FAQ: Are Private Music Lessons Right For Me/My Kids?

I LOVE music, and I love sharing my love of music with others. I say nearly every day I have the best job in the world! Helping inspire others to learn and grow musically is amazing. Here are some factors to consider if you're deciding whether private music lessons are the next step in your musical journey:

Reason for Taking Lessons

Many people reach out to me because they also love music and want to understand it better. This is a great reason to learn music, and when the desire to understand is deep, students can really excel. Some students have always wanted to play an instrument and finally have the time to put into it. Here are some examples of reasons for lessons that often lead to success:

  • Desire to understand music more thoroughly
  • Wanting to develop musical skills
  • Wanting to be able to play music from a favorite artist or for a special event
  • Change in schedule allowing more time to dedicate to practicing an instrument
  • Returning to an instrument after time away
  • Self-taught and wanting to push beyond what's possible alone

I always meet with prospective students prior to starting lessons to ensure the reason for taking lessons lines up with my teaching philosophy. It's rare, but sometimes I find the reason for lessons comes from an external factor (perhaps a parent or family member) who thinks learning an instrument is a good idea. In these cases I recommend waiting to begin lessons until the student expresses a desire to learn. This brings us to the next point!

Motivation to Learn

I'm with my students for a very short time each week. Just like learning to speak, walk, read, and write, learning an instrument is a skill that takes time, dedication, and consistency. I want to teach students eager to learn! I totally understand scales aren't always the most fun thing to learn, and songs in method books might not be as motivating as a favorite song from the radio, and that's okay. I do my best to always tie in what we're learning with musical goals to help students apply techniques and methods to music they want to play. 

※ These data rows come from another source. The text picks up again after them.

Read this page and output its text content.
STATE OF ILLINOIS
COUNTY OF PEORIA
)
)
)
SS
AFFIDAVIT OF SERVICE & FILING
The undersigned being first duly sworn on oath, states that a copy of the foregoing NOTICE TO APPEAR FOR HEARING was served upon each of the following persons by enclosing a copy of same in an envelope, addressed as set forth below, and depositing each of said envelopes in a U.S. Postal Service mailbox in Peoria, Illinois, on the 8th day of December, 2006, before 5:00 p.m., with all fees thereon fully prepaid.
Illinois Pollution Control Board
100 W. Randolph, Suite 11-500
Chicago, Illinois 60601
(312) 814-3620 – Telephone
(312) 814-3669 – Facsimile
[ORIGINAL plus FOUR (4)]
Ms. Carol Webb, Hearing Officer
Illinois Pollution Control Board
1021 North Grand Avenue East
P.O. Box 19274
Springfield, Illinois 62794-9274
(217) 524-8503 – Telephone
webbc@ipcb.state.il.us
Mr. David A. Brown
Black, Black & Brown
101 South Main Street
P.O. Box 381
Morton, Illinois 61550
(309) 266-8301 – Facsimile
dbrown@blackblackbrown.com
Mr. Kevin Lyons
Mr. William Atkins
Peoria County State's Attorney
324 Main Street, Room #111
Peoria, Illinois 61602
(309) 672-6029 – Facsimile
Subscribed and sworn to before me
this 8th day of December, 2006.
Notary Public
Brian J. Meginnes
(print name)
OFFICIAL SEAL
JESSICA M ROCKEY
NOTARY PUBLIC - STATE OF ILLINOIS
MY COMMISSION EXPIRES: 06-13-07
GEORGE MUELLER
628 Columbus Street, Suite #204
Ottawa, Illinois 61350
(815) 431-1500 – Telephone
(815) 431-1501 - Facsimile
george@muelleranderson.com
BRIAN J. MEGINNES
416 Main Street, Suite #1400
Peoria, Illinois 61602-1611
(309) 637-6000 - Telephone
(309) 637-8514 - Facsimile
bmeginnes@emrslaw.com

That said, students should truly want to LEARN. Being open and trusting the process is important. Mastering a skill takes time, patience, and dedication - these are key factors for student success. We celebrate small steps in my studio, and praise progress over perfection. This brings us to our next point!

Dedication to Practice

Ah, the answer to the age-old question: How do you get to Carnegie Hall? Practice! Recent research has shown it takes around 10,000 hours of practice to completely master a skill like an instrument. I did the math for you: if you practice every single day for an hour every day, that's 27 YEARS to truly master an instrument! Since one of my students thinks I'm 18, that means even I haven't mastered my instruments! ;) 

On a serious note, I always tell people I am not the teacher who will get you into Juilliard. That's not my teaching style. I do not recommend daily practice of an hour or more. I'm aware people lead busy lives and even young students often have many activities in their schedules. With that in mind, my approach to practice focuses more on consistency than time. If you're excited to play piano while I'm there but have no desire or time to practice anything on your own, it may be best to wait on lessons. 

Here's a quick rundown of my goal-oriented (versus time-oriented) approach to practice:

  • 3-5 days/week (in a perfect world we'd be looking at 6 days/week)
  • Practice one song/section (depending on length) as many times as it takes to get it correct to the best of your ability today
  • Play the song/selection CORRECTLY 3-5 times IN A ROW (no mistakes you're aware of)

This may seem like a lot, and it can be, but it doesn't have to be. For younger students we could even be looking at playing 1-2 measures of music per day, lasting less than 5 minutes! For older students or those with more time, working on an entire piece can take 30 minutes or more, but break it up into whatever works for you that day. The key is to play 3-5 days per week - if you stick to this, you'll see improvement, guaranteed!

Availability for Practice

Piggybacking on the above point, making sure you have room in your schedule for practice is crucial. It's better to wait or pause lessons during busy times than try to squeeze practice into a hectic schedule where students may feel stressed or rushed - or worse, frustrated with a lack of progress due to a lack of time to practice. If you're struggling to fit practice into your schedule, let's talk - we may be able to break it down into bite-size sections. It'll take a little longer to work through a song this way, but you'll still see progress - promise!  

Access to Instruments

Finally, having access to a quality instrument is crucial for practice. It doesn't have to be expensive and I'm happy to offer guidance on instrument selection that fits your budget and goals if you don't currently have an instrument. For guitarists, a guitar that's the right size and has a decent neck/action is key. For pianists, a digital keyboard is 100% okay - in fact, I use a digital piano at home! Ideally all digital pianos will have weighted, touch-sensitive full-size keys, but I'm flexible with early beginners. We can always start with what you have and look toward an upgrade after a set period of progress in lessons.